Hi Jack,
DRO is an extremely volatile stock as subscribers know, its trading 45% below last weeks high but its still up a whopping 400% year-to-date.
- The company delivered record 1H revenue of $24.1m, which was +110% on 1H23 but a miss compared to some analyst expectations. We use a Bloomberg terminal to dig into earnings vs expectations, with both James & Shawn running a terminal.
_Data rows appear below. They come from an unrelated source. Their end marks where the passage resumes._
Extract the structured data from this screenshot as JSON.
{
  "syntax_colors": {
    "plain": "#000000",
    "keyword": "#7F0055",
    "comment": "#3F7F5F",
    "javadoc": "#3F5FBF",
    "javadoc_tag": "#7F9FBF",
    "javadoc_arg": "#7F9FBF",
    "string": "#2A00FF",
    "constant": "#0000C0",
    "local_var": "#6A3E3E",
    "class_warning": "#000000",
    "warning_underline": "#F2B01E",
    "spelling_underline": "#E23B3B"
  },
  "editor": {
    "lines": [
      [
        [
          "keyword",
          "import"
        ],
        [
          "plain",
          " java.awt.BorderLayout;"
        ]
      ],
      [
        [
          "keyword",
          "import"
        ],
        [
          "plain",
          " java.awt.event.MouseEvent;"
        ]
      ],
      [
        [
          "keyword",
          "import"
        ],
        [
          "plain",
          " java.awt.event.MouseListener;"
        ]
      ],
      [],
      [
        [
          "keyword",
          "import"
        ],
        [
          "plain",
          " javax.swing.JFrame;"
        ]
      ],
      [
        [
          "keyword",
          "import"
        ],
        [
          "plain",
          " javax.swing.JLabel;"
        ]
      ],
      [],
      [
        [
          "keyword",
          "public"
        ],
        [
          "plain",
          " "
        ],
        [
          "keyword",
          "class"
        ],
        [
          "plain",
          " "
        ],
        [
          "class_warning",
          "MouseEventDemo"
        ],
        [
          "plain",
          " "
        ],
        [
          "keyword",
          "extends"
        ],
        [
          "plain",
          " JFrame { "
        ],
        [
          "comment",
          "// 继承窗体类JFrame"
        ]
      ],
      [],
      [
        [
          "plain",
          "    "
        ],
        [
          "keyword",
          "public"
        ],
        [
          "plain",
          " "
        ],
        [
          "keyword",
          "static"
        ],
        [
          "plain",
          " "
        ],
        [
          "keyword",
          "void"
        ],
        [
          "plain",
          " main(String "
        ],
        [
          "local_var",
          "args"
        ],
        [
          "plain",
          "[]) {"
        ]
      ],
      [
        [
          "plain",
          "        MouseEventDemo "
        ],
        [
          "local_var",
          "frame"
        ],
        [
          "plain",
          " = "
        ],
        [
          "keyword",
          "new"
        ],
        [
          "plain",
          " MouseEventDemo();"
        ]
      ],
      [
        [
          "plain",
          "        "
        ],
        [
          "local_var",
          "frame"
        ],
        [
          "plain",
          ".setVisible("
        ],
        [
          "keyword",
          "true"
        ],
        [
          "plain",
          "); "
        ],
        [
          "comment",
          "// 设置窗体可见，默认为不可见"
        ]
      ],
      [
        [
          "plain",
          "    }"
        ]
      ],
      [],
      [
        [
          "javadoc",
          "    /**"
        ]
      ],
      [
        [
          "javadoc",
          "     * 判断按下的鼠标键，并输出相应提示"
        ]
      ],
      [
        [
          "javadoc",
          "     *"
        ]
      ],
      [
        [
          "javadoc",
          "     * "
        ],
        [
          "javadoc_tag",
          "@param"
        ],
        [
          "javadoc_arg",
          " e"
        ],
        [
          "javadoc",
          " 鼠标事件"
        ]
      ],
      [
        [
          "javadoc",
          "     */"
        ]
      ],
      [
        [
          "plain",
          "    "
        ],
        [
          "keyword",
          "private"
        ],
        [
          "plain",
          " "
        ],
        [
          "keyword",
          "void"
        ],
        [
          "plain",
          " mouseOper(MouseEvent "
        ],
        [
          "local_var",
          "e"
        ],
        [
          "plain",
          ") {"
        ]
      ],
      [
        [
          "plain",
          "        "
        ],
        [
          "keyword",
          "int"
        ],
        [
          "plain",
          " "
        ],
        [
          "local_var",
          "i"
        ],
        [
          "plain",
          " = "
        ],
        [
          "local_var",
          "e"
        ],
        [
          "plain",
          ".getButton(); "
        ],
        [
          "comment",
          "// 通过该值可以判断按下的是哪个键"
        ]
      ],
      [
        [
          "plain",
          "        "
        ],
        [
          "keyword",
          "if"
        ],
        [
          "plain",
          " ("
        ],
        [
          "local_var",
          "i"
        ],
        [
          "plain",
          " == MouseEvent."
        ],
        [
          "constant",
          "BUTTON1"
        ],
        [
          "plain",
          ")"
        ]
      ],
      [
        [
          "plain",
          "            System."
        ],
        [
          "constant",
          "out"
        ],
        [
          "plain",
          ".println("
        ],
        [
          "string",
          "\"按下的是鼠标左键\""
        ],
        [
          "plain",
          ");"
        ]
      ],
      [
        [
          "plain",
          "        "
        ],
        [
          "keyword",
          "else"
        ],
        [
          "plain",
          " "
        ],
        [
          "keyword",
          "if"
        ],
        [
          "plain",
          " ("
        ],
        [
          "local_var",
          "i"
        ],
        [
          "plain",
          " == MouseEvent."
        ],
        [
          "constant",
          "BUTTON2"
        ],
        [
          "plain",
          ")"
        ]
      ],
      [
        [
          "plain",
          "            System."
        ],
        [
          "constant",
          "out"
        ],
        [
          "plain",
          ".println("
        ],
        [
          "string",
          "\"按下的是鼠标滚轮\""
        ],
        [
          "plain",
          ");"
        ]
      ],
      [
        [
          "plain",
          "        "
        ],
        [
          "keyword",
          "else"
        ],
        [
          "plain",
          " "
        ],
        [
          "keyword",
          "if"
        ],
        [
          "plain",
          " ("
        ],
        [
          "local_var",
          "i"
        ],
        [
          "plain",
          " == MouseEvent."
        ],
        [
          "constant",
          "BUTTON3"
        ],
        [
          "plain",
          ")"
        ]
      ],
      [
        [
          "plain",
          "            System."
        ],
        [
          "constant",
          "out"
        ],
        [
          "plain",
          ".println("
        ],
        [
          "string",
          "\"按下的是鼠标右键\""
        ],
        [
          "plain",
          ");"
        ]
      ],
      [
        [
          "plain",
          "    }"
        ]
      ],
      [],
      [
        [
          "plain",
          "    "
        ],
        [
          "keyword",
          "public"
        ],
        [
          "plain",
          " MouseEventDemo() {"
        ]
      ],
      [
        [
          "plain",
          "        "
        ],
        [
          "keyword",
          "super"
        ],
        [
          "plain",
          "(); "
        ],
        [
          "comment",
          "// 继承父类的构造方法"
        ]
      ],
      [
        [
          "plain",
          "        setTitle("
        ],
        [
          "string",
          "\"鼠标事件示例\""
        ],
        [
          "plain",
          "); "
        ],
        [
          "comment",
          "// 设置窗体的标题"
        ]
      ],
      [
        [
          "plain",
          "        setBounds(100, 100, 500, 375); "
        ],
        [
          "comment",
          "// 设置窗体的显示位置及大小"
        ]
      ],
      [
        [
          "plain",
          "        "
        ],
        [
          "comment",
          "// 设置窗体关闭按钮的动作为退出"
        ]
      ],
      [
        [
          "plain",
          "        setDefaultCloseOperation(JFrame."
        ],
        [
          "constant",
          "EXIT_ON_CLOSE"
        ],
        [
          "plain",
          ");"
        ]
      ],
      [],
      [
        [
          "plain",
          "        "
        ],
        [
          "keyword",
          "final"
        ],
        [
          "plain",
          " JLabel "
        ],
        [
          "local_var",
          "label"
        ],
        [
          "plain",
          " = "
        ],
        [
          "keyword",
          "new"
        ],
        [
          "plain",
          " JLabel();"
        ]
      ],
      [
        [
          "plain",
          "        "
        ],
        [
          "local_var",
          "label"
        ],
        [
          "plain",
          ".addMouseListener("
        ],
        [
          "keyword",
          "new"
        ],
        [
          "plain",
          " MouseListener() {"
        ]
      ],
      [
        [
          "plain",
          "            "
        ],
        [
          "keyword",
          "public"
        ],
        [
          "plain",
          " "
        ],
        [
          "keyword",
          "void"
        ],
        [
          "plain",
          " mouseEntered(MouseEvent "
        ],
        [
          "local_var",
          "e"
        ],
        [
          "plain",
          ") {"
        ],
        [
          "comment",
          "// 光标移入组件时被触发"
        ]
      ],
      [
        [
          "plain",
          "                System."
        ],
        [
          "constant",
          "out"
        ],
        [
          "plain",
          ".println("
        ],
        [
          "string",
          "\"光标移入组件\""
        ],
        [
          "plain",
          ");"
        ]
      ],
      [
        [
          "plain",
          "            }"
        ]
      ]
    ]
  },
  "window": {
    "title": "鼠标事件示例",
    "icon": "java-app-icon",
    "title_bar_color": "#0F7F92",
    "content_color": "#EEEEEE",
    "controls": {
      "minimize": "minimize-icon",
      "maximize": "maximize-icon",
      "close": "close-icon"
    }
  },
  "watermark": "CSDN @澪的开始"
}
They are expensive at nearly 4k per month each, so we have tried to offer a more cost-effective solution through the MM site by charting earnings trends and forecasts + if you download the detailed company PDF under the forecasts tab, it does provide a lot of info.
- DRO has been clear it expects the CY24 result to be heavily weighted to the 2H, which is commonly called a skew – companies growing earnings will naturally have this skew, while over time, 1H/2H skews become obvious for some more seasonally impacted stocks.
The big issue is DRO’s current valuation which will lead to ever increasing scrutiny over its short-term performance and future contract announcements, hence we expect ongoing share price volatility.
- DRO’s shares recently collapsed because of a tweet saying the $2.60 was on a “wild” valuation that could end in disaster.
Unfortunately, rhetoric and speculation is likely to drive DRO’s share price more than earnings into Christmas.